Наконец, переломилась жестокая зима и унялись трескучие морозы. У нас не было тогда термометров, и я не могу сказать, до сколька градусов достигала стужа, но помню, что птица мерзла и что мне приносили воробьев и галок, которые на лету падали мертвыми и мгновенно коченели; некоторым теплота возвращала жизнь. Вообще я должен заметить, что зимы во время моего детства и ранней молодости были гораздо холоднее нынешних, и это не стариковский предрассудок; в бытность мою в Казани, до начала 1807 года, два раза замерзала ртуть, и мы ковали ее, как разогретое железо. Теперь уже в Казани это сделалось преданием старины.
Начало пригревать солнышко, начала лосниться дорога, пришла масленица, и началось катанье с гор. В общественных катаниях, к сожалению моему, мать также не позволяла мне участвовать, и только катаясь с сестрицей, а иногда и с маленьким братцем, проезжая мимо, с завистию посматривал я на толпу деревенских мальчиков и девочек, которые, раскрасневшись от движения и холода, смело летели с высокой горы, прямо от гумна, на маленьких салазках, коньках и ледянках: ледянки были не что иное, как старые решета или круглые лубочные лукошки, подмороженные снизу так же, как и коньки. Шумный говор и смех раздавался в бодрой, веселой толпе, часто одетой в фантастические костюмы, особенно когда летели вверх ногами наездники с высоких коньков или, быстро вертясь, опрокидывалась ледянка с какой-нибудь девчонкой, которая начинала визжать задолго до крушения своего экипажа. Как мне хотелось туда – в этот шум, говор и смех… и как после этого зрелища казалось мне скучным уединенное катанье с ледяной горки, устроенной в саду перед окнами гостиной, и только одно меня утешало, что моя милая сестрица каталась вместе со мной.

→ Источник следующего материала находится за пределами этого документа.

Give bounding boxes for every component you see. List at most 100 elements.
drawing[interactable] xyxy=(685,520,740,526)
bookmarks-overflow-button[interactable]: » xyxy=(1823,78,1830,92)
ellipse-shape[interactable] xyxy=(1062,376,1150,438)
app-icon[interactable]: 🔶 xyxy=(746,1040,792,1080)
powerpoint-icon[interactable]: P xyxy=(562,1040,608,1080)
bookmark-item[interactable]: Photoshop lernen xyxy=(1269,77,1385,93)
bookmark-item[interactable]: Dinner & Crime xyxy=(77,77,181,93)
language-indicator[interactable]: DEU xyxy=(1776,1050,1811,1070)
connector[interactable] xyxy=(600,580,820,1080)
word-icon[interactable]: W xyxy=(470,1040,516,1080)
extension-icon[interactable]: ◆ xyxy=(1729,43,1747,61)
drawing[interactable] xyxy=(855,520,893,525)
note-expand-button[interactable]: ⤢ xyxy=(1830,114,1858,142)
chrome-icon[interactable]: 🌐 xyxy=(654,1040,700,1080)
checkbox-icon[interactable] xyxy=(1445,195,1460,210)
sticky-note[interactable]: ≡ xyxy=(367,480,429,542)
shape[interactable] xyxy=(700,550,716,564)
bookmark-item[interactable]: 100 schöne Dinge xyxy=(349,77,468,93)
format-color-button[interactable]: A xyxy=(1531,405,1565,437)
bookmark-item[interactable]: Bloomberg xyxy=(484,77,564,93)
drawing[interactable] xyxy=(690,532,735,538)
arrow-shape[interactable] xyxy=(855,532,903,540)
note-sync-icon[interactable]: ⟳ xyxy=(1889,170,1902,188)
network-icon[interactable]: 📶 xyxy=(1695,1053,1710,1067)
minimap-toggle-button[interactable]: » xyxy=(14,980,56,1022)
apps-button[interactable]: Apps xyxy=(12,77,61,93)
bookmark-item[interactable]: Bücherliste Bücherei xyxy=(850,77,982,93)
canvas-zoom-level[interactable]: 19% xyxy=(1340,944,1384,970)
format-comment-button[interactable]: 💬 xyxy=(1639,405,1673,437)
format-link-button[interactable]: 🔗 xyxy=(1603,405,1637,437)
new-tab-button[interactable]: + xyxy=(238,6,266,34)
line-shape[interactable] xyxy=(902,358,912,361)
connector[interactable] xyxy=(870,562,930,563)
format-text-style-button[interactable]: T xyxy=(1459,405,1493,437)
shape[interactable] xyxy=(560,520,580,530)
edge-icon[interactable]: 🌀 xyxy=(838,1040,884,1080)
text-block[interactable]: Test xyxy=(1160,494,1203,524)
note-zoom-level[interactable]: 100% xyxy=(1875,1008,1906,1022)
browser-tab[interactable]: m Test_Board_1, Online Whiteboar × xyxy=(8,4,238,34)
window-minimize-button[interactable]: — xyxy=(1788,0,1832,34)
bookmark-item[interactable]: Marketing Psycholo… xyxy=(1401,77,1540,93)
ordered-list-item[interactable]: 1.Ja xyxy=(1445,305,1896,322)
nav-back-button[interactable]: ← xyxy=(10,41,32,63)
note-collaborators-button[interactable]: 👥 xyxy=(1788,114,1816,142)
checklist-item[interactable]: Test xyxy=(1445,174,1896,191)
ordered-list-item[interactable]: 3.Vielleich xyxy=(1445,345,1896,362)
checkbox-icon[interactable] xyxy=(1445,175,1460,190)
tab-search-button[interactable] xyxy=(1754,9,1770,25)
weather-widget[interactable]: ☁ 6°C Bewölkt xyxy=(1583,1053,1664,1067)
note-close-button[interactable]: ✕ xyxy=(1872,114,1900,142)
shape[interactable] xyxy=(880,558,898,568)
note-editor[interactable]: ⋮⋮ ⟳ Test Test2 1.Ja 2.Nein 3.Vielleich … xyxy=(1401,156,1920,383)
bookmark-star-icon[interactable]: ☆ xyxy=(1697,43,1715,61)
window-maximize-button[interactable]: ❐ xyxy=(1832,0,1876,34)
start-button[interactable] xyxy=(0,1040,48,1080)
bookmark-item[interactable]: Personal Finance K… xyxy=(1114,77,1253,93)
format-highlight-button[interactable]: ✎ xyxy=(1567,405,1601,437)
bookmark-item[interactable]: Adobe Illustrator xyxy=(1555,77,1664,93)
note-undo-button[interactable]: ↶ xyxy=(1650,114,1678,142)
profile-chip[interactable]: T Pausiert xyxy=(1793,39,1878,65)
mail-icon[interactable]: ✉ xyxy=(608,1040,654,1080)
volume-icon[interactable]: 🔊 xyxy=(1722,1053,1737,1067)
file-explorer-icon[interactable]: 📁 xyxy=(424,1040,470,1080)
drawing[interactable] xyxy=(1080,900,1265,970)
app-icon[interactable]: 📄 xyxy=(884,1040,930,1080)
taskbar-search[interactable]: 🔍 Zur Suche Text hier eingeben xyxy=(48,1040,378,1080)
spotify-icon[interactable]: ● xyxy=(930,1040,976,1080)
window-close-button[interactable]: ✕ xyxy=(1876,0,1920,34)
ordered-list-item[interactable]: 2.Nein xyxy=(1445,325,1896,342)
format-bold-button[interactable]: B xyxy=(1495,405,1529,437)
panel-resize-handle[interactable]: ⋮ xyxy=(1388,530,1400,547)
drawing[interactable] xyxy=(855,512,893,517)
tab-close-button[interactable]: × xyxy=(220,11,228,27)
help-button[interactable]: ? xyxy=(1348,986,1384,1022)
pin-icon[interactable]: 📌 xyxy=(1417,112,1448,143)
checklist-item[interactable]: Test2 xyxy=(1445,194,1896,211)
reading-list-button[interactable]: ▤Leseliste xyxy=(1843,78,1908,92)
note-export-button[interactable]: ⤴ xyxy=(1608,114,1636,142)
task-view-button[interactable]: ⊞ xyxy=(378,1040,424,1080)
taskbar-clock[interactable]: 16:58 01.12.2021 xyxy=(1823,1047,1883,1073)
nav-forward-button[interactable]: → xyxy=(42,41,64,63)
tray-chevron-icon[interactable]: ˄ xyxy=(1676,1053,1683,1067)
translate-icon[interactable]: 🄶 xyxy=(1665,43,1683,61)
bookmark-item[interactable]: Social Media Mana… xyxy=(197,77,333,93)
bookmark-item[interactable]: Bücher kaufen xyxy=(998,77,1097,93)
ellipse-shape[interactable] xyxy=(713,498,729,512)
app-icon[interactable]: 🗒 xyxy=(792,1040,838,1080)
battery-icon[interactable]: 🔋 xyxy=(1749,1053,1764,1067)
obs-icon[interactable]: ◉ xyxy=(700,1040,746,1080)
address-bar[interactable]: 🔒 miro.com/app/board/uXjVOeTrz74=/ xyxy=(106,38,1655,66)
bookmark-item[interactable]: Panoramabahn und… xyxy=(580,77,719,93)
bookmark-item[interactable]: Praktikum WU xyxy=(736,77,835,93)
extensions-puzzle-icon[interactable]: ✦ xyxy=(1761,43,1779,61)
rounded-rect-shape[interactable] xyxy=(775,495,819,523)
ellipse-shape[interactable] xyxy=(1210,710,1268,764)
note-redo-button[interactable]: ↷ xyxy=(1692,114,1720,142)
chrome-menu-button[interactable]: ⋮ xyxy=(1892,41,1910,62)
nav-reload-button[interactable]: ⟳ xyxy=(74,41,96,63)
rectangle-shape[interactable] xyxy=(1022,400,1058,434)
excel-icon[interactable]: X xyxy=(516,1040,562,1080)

С наступлением великого поста оканчивались все зимние, очень немногие, удовольствия. Нельзя сказать, чтоб великий пост проходил у нас в посте и молитве. Мать моя постов не держала по нездоровью; я, конечно, не постничал; отец мой хотя не ел скоромного в успенский и великий пост, но при изобильном запасе уральской красной рыбы, замороженных илецких[27] стерлядей, свежей икры и живых налимов – его постный стол был гораздо лакомее скоромного. Церкви у нас еще не было, и ближайшая находилась в девяти верстах, в селе Мордовский Бугуруслан. Священник был как-то не расположен к нам, и мы езжали туда только по самым большим праздникам. Вообще должно сказать, что у нас дом был не то что не богомольный, но мало привычный к слушанью церковной службы, что почти всегда бывает при отдаленности церкви. Итак, великий пост провел я в обыкновенных, несколько усиленных, учебных занятиях. Ученица моя уже не печалила, а радовала меня своими успехами. Я играл с ней в куклы, строил городки из чурочек, а иногда читывал и растолковывал ей детские сказочки.